Que Dieu accorde que soit repris le chemin de la réconciliation entre le peuple arménien et le peuple turc, et que la paix advienne aussi au Nagorno Karabakh. Ce sont des peuples qui, par le passé, malgré les divergences et les tensions, ont vécu de longues périodes de cohabitation pacifique, et même dans le tourbillon des violences ont connu des cas de solidarité et d’aide réciproque. C’est seulement dans cet esprit que les nouvelles générations pourront s’ouvrir à un avenir meilleur et que le sacrifice de beaucoup pourra devenir semence de justice et de paix.
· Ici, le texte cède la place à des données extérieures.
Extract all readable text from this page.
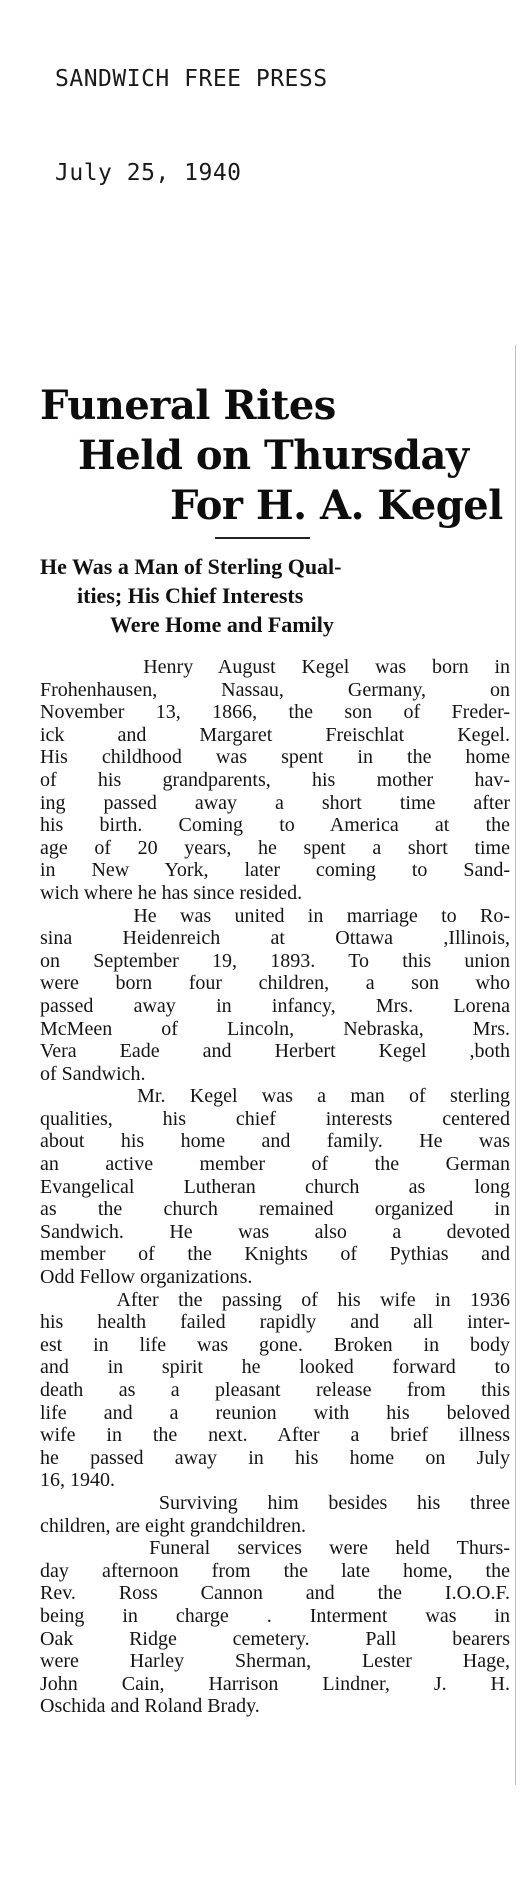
SANDWICH FREE PRESS
July 25, 1940
Funeral Rites
Held on Thursday
For H. A. Kegel
He Was a Man of Sterling Qual-
ities; His Chief Interests
Were Home and Family
Henry August Kegel was born in
Frohenhausen, Nassau, Germany, on
November 13, 1866, the son of Freder-
ick and Margaret Freischlat Kegel.
His childhood was spent in the home
of his grandparents, his mother hav-
ing passed away a short time after
his birth. Coming to America at the
age of 20 years, he spent a short time
in New York, later coming to Sand-
wich where he has since resided.
He was united in marriage to Ro-
sina Heidenreich at Ottawa ,Illinois,
on September 19, 1893. To this union
were born four children, a son who
passed away in infancy, Mrs. Lorena
McMeen of Lincoln, Nebraska, Mrs.
Vera Eade and Herbert Kegel ,both
of Sandwich.
Mr. Kegel was a man of sterling
qualities, his chief interests centered
about his home and family. He was
an active member of the German
Evangelical Lutheran church as long
as the church remained organized in
Sandwich. He was also a devoted
member of the Knights of Pythias and
Odd Fellow organizations.
After the passing of his wife in 1936
his health failed rapidly and all inter-
est in life was gone. Broken in body
and in spirit he looked forward to
death as a pleasant release from this
life and a reunion with his beloved
wife in the next. After a brief illness
he passed away in his home on July
16, 1940.
Surviving him besides his three
children, are eight grandchildren.
Funeral services were held Thurs-
day afternoon from the late home, the
Rev. Ross Cannon and the I.O.O.F.
being in charge . Interment was in
Oak Ridge cemetery. Pall bearers
were Harley Sherman, Lester Hage,
John Cain, Harrison Lindner, J. H.
Oschida and Roland Brady.
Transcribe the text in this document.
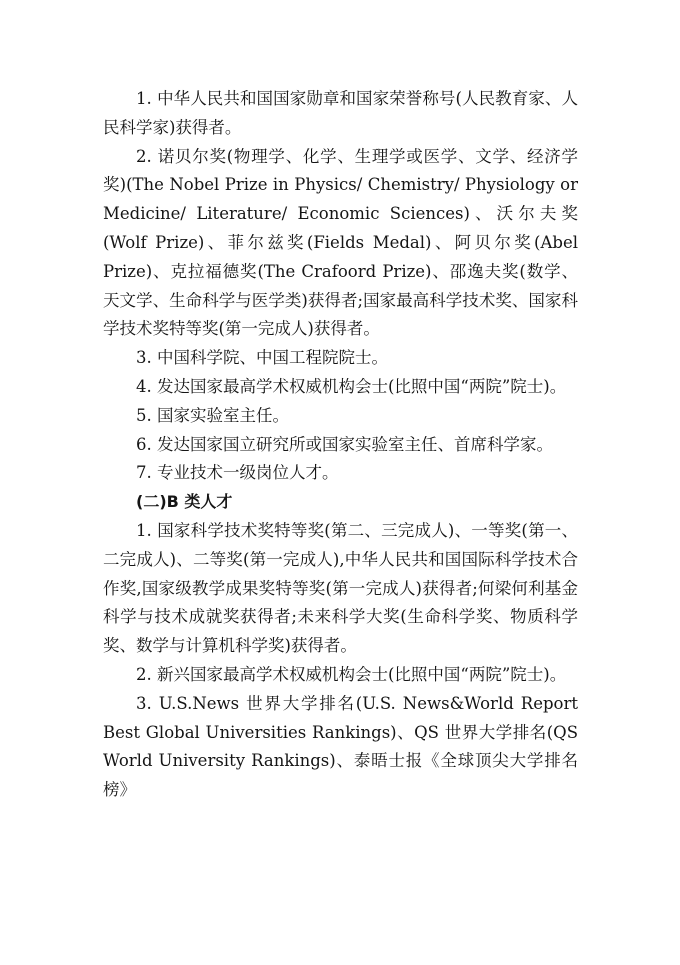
1. 中华人民共和国国家勋章和国家荣誉称号(人民教育家、人民科学家)获得者。

2. 诺贝尔奖(物理学、化学、生理学或医学、文学、经济学奖)(The Nobel Prize in Physics/ Chemistry/ Physiology or Medicine/ Literature/ Economic Sciences)、沃尔夫奖(Wolf Prize)、菲尔兹奖(Fields Medal)、阿贝尔奖(Abel Prize)、克拉福德奖(The Crafoord Prize)、邵逸夫奖(数学、天文学、生命科学与医学类)获得者;国家最高科学技术奖、国家科学技术奖特等奖(第一完成人)获得者。

3. 中国科学院、中国工程院院士。

4. 发达国家最高学术权威机构会士(比照中国“两院”院士)。

5. 国家实验室主任。

6. 发达国家国立研究所或国家实验室主任、首席科学家。

7. 专业技术一级岗位人才。

(二)B 类人才

1. 国家科学技术奖特等奖(第二、三完成人)、一等奖(第一、二完成人)、二等奖(第一完成人),中华人民共和国国际科学技术合作奖,国家级教学成果奖特等奖(第一完成人)获得者;何梁何利基金科学与技术成就奖获得者;未来科学大奖(生命科学奖、物质科学奖、数学与计算机科学奖)获得者。

2. 新兴国家最高学术权威机构会士(比照中国“两院”院士)。

3. U.S.News 世界大学排名(U.S. News&World Report Best Global Universities Rankings)、QS 世界大学排名(QS World University Rankings)、泰晤士报《全球顶尖大学排名榜》
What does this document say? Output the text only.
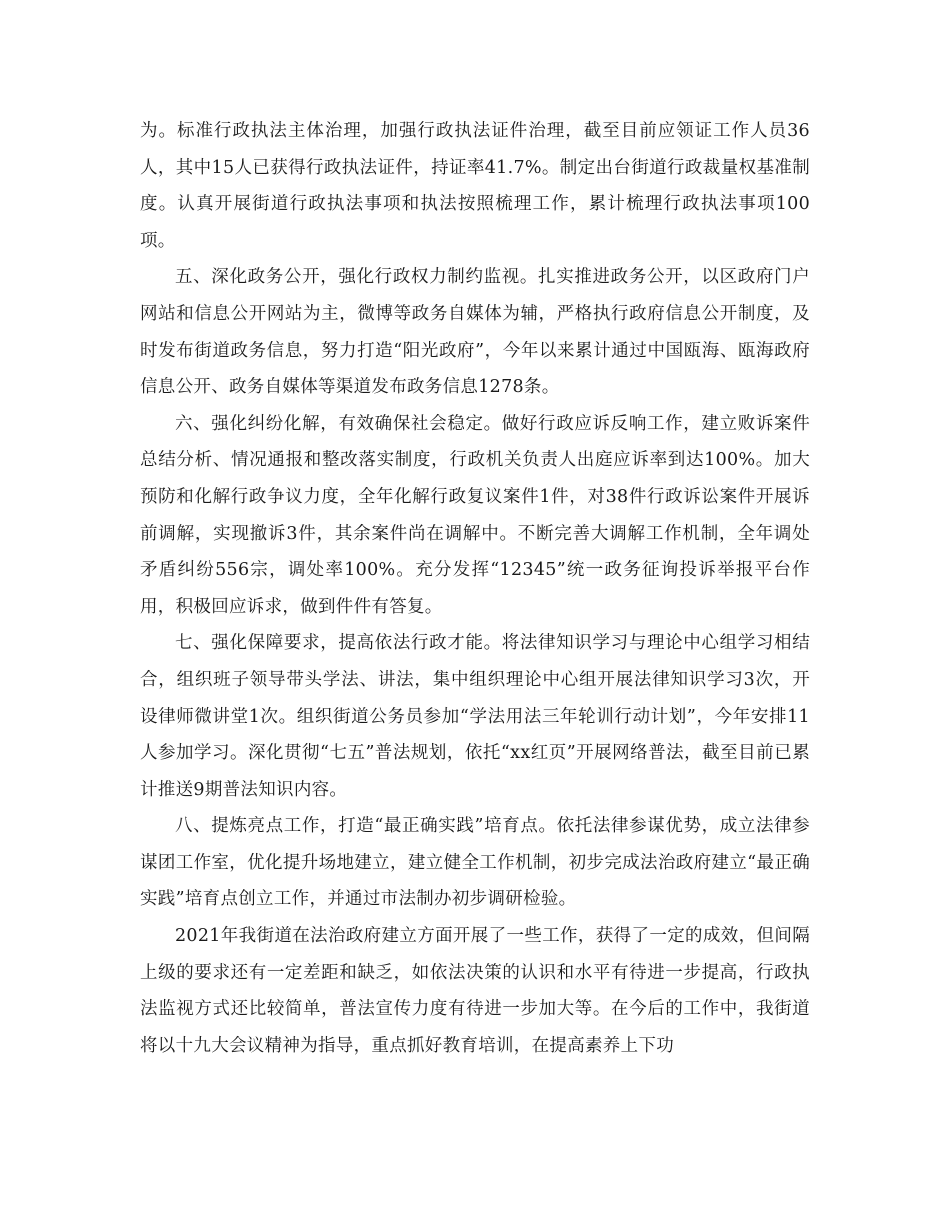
为。标准行政执法主体治理，加强行政执法证件治理，截至目前应领证工作人员36人，其中15人已获得行政执法证件，持证率41.7%。制定出台街道行政裁量权基准制度。认真开展街道行政执法事项和执法按照梳理工作，累计梳理行政执法事项100项。

五、深化政务公开，强化行政权力制约监视。扎实推进政务公开，以区政府门户网站和信息公开网站为主，微博等政务自媒体为辅，严格执行政府信息公开制度，及时发布街道政务信息，努力打造“阳光政府”，今年以来累计通过中国瓯海、瓯海政府信息公开、政务自媒体等渠道发布政务信息1278条。

六、强化纠纷化解，有效确保社会稳定。做好行政应诉反响工作，建立败诉案件总结分析、情况通报和整改落实制度，行政机关负责人出庭应诉率到达100%。加大预防和化解行政争议力度，全年化解行政复议案件1件，对38件行政诉讼案件开展诉前调解，实现撤诉3件，其余案件尚在调解中。不断完善大调解工作机制，全年调处矛盾纠纷556宗，调处率100%。充分发挥“12345”统一政务征询投诉举报平台作用，积极回应诉求，做到件件有答复。

七、强化保障要求，提高依法行政才能。将法律知识学习与理论中心组学习相结合，组织班子领导带头学法、讲法，集中组织理论中心组开展法律知识学习3次，开设律师微讲堂1次。组织街道公务员参加“学法用法三年轮训行动计划”，今年安排11人参加学习。深化贯彻“七五”普法规划，依托“xx红页”开展网络普法，截至目前已累计推送9期普法知识内容。

八、提炼亮点工作，打造“最正确实践”培育点。依托法律参谋优势，成立法律参谋团工作室，优化提升场地建立，建立健全工作机制，初步完成法治政府建立“最正确实践”培育点创立工作，并通过市法制办初步调研检验。

2021年我街道在法治政府建立方面开展了一些工作，获得了一定的成效，但间隔上级的要求还有一定差距和缺乏，如依法决策的认识和水平有待进一步提高，行政执法监视方式还比较简单，普法宣传力度有待进一步加大等。在今后的工作中，我街道将以十九大会议精神为指导，重点抓好教育培训，在提高素养上下功
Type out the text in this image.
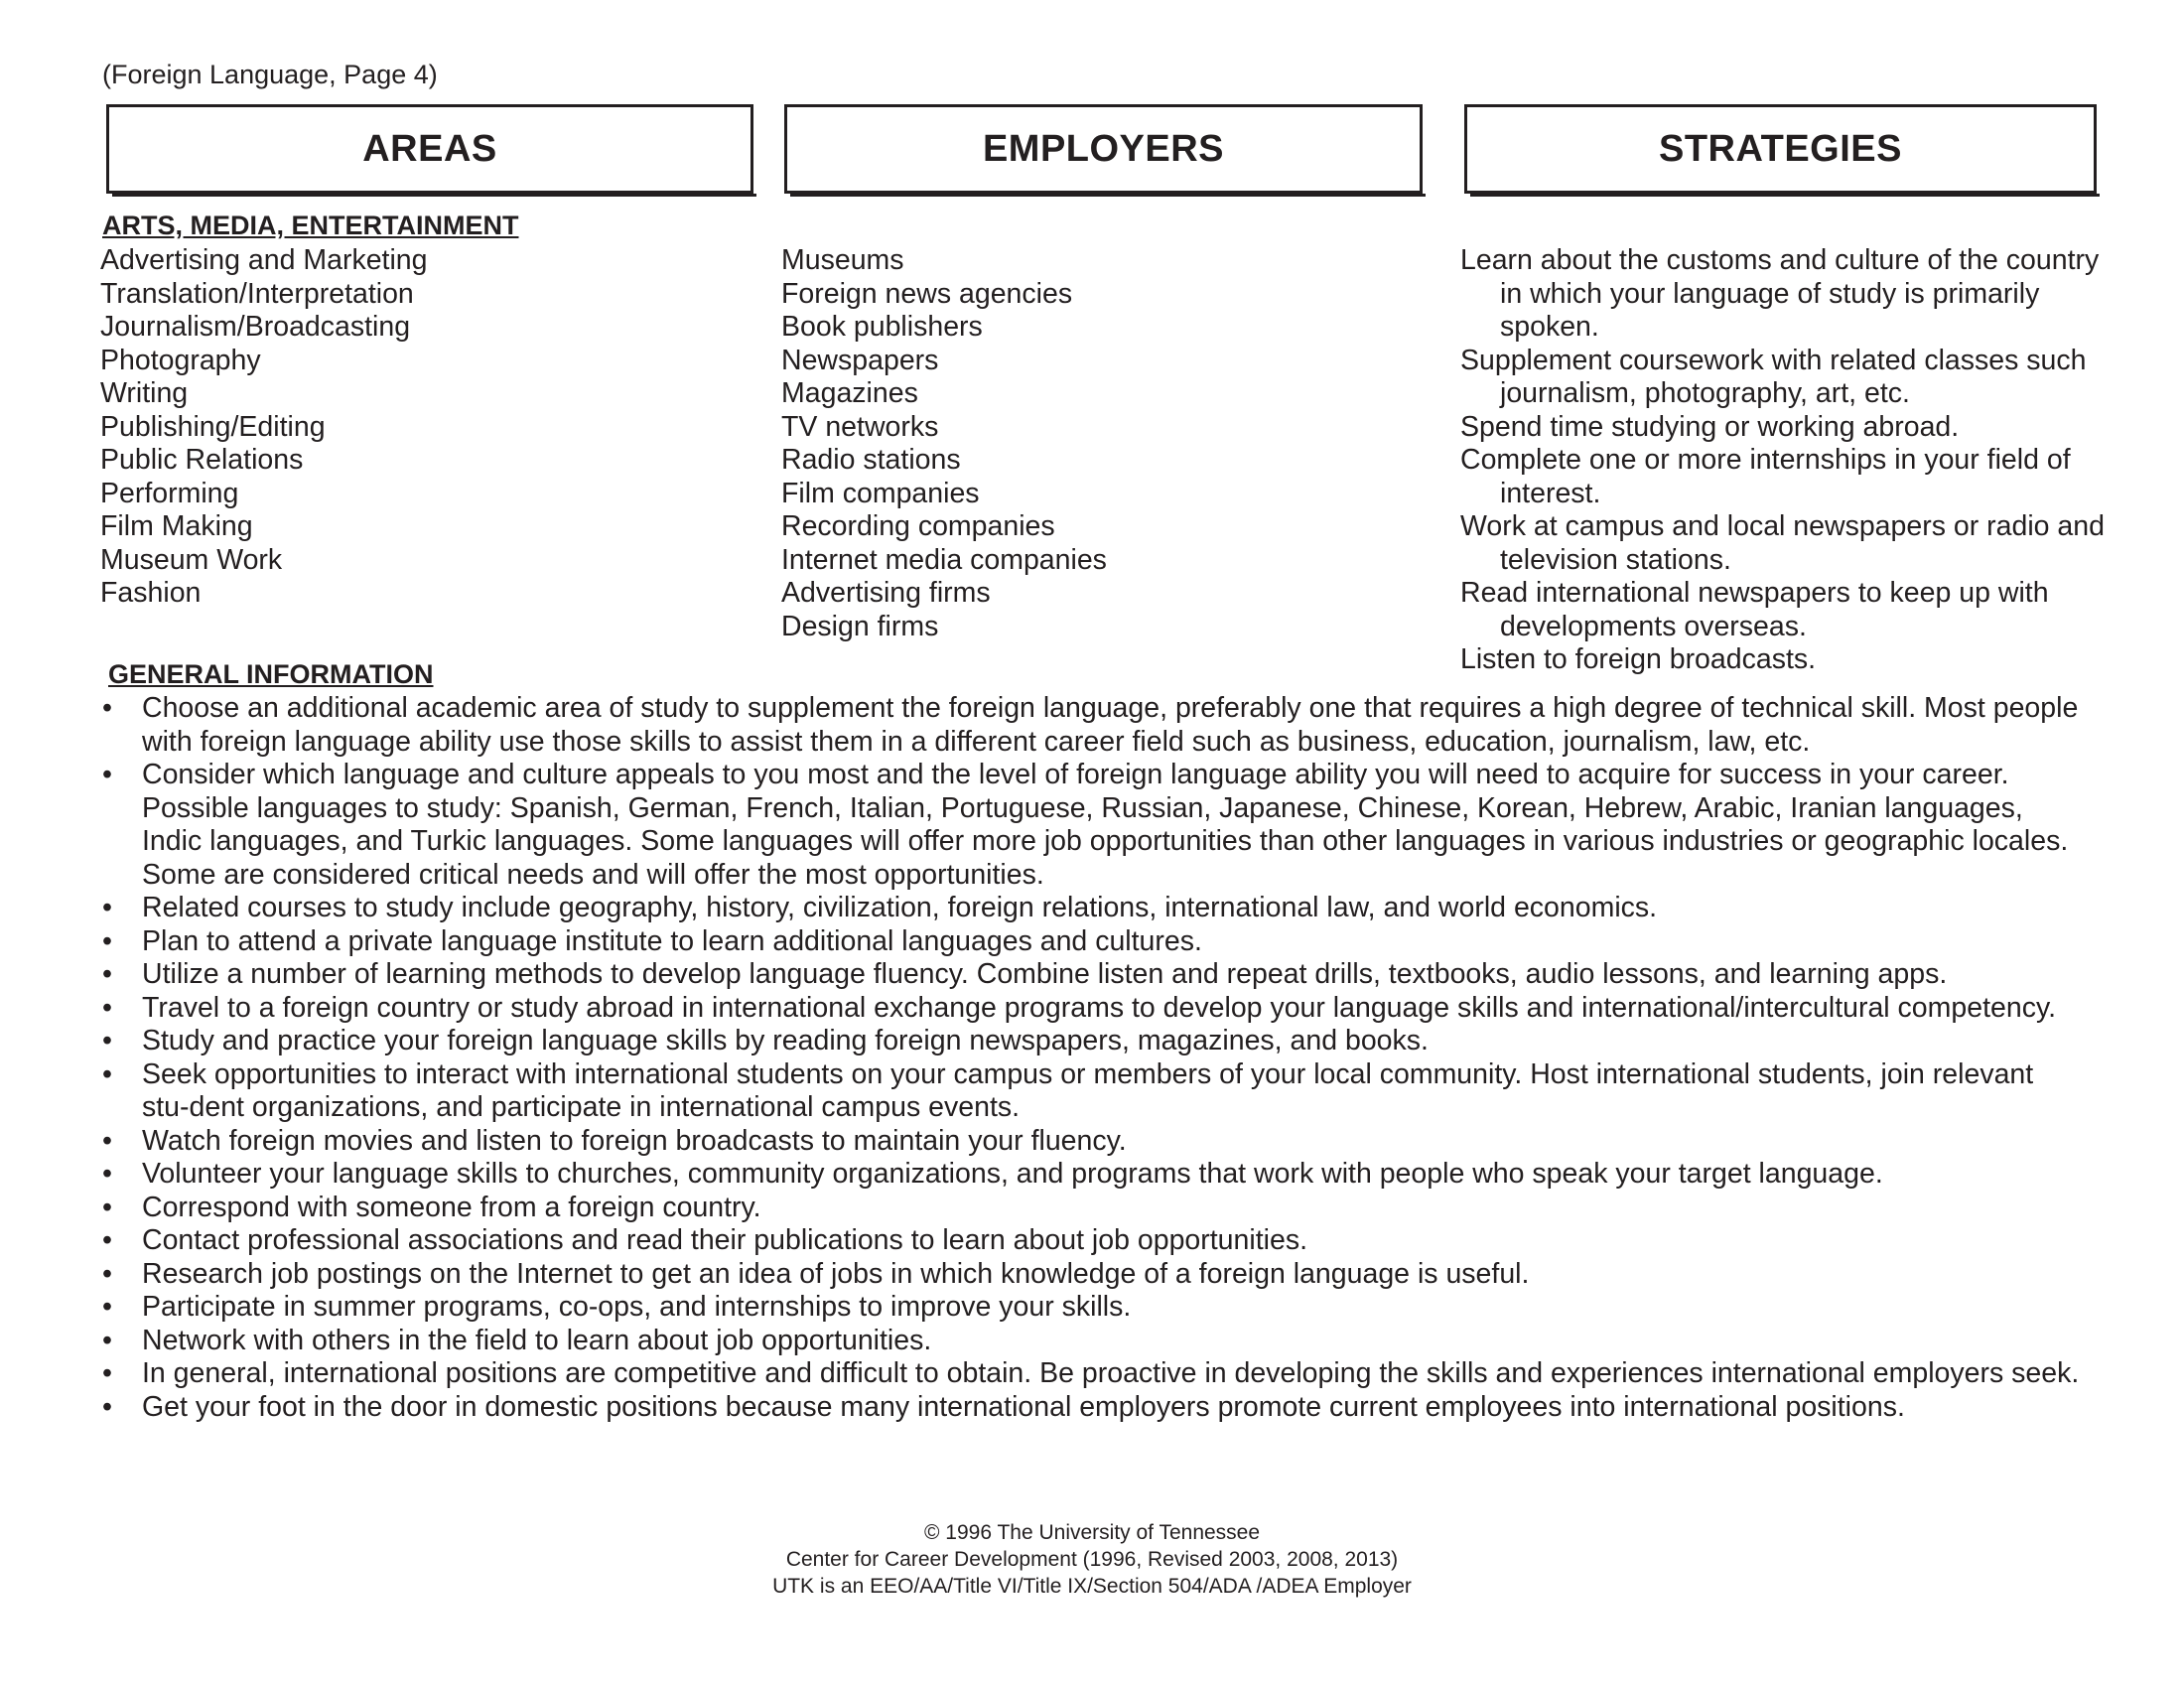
(Foreign Language, Page 4)
AREAS	EMPLOYERS	STRATEGIES
ARTS, MEDIA, ENTERTAINMENT
Advertising and Marketing
Translation/Interpretation
Journalism/Broadcasting
Photography
Writing
Publishing/Editing
Public Relations
Performing
Film Making
Museum Work
Fashion
Museums
Foreign news agencies
Book publishers
Newspapers
Magazines
TV networks
Radio stations
Film companies
Recording companies
Internet media companies
Advertising firms
Design firms
Learn about the customs and culture of the country in which your language of study is primarily spoken.
Supplement coursework with related classes such journalism, photography, art, etc.
Spend time studying or working abroad.
Complete one or more internships in your field of interest.
Work at campus and local newspapers or radio and television stations.
Read international newspapers to keep up with developments overseas.
Listen to foreign broadcasts.
GENERAL INFORMATION
• Choose an additional academic area of study to supplement the foreign language, preferably one that requires a high degree of technical skill. Most people with foreign language ability use those skills to assist them in a different career field such as business, education, journalism, law, etc.
• Consider which language and culture appeals to you most and the level of foreign language ability you will need to acquire for success in your career. Possible languages to study: Spanish, German, French, Italian, Portuguese, Russian, Japanese, Chinese, Korean, Hebrew, Arabic, Iranian languages, Indic languages, and Turkic languages. Some languages will offer more job opportunities than other languages in various industries or geographic locales. Some are considered critical needs and will offer the most opportunities.
• Related courses to study include geography, history, civilization, foreign relations, international law, and world economics.
• Plan to attend a private language institute to learn additional languages and cultures.
• Utilize a number of learning methods to develop language fluency. Combine listen and repeat drills, textbooks, audio lessons, and learning apps.
• Travel to a foreign country or study abroad in international exchange programs to develop your language skills and international/intercultural competency.
• Study and practice your foreign language skills by reading foreign newspapers, magazines, and books.
• Seek opportunities to interact with international students on your campus or members of your local community. Host international students, join relevant stu-dent organizations, and participate in international campus events.
• Watch foreign movies and listen to foreign broadcasts to maintain your fluency.
• Volunteer your language skills to churches, community organizations, and programs that work with people who speak your target language.
• Correspond with someone from a foreign country.
• Contact professional associations and read their publications to learn about job opportunities.
• Research job postings on the Internet to get an idea of jobs in which knowledge of a foreign language is useful.
• Participate in summer programs, co-ops, and internships to improve your skills.
• Network with others in the field to learn about job opportunities.
• In general, international positions are competitive and difficult to obtain. Be proactive in developing the skills and experiences international employers seek.
• Get your foot in the door in domestic positions because many international employers promote current employees into international positions.
© 1996 The University of Tennessee
Center for Career Development (1996, Revised 2003, 2008, 2013)
UTK is an EEO/AA/Title VI/Title IX/Section 504/ADA /ADEA Employer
Pour nous, chrétiens, que ceci soit surtout un temps fort de prière, pour que le sang versé, par la force rédemptrice du sacrifice du Christ, opère le prodige de la pleine unité entre ses disciples. Qu’il renforce en particulier les liens d’amitié fraternelle qui déjà unissent l’Église Catholique et l’Église Arménienne Apostolique. Le témoignage de tant de frères et sœurs qui, sans défense, ont sacrifié leur vie pour leur foi, rapproche les diverses confessions : c’est l’œcuménisme du sang qui a conduit saint Jean-Paul II à célébrer ensemble, durant le Jubilé de l’an 2000, tous les martyrs du XXème siècle. La célébration d’aujourd’hui également se situe dans ce contexte spirituel et ecclésial. Des représentants de nos deux Églises participent à cet événement ; et de nombreux fidèles dispersés partout dans le monde s’unissent spirituellement, en un signe qui reflète sur la terre la communion parfaite qui existe entre les esprits bienheureux du ciel. Avec un cœur fraternel, j’assure de ma proximité, à l’occasion de la cérémonie de canonisation des martyrs de l’Église Arménienne Apostolique qui aura lieu le 23 avril prochain en la cathédrale d’Etchmiadzin, et des commémorations qui se tiendront à Antelias en juillet.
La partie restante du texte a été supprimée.